Type of fantasy sport

A screenshot of a team in the Footytips competition.

In fantasy football, a type of fantasy sport, players assemble and manage virtual teams of real Australian rules footballers. Teams score points based on their footballers' performance in real-world matches. Players compete against all other participants in a fantasy football competition, but may also form smaller leagues, often with friends or co-workers. Most fantasy football competitions use players from the Australian Football League (AFL), although several competitions based on the AFL Women's (AFLW) have emerged.

Fantasy football competitions based on a salary cap are the most popular. Under this format, the competition's administrators price every footballer based on their estimated scoring potential. Players receive a limited amount of virtual currency to spend on footballers for their squad.

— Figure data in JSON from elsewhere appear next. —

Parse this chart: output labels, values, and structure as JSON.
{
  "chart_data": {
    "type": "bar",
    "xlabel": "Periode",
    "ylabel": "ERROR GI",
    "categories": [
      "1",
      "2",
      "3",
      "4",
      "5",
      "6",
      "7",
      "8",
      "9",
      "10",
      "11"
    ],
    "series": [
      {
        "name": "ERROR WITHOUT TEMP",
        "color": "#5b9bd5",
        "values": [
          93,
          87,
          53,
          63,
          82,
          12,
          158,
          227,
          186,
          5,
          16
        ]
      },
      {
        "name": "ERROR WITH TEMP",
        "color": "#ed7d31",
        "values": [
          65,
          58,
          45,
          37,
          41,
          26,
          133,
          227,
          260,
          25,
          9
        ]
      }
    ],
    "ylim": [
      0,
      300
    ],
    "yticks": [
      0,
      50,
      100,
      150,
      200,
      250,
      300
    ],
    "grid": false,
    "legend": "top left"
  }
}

During the season, footballers' prices rise, fall or stagnate, depending on their weekly performances. Every round, players may opt to trade a limited number of footballers to improve their teams, subject to the salary cap. In another common format, players instead select footballers for their teams through a virtual draft. Unlike under the salary-cap format, no two players in a league may own the same footballer. Daily fantasy football, an emerging type, sees players assemble teams for a single game or single week rather than an entire season. In this format, players generally pay a fee to participate.

For season-long formats, the two major fantasy football competitions are AFL SuperCoach, operated by News Corp Australia, and AFL Fantasy, operated by the AFL itself. Draftstars and Moneyball are notable competitions in daily fantasy football.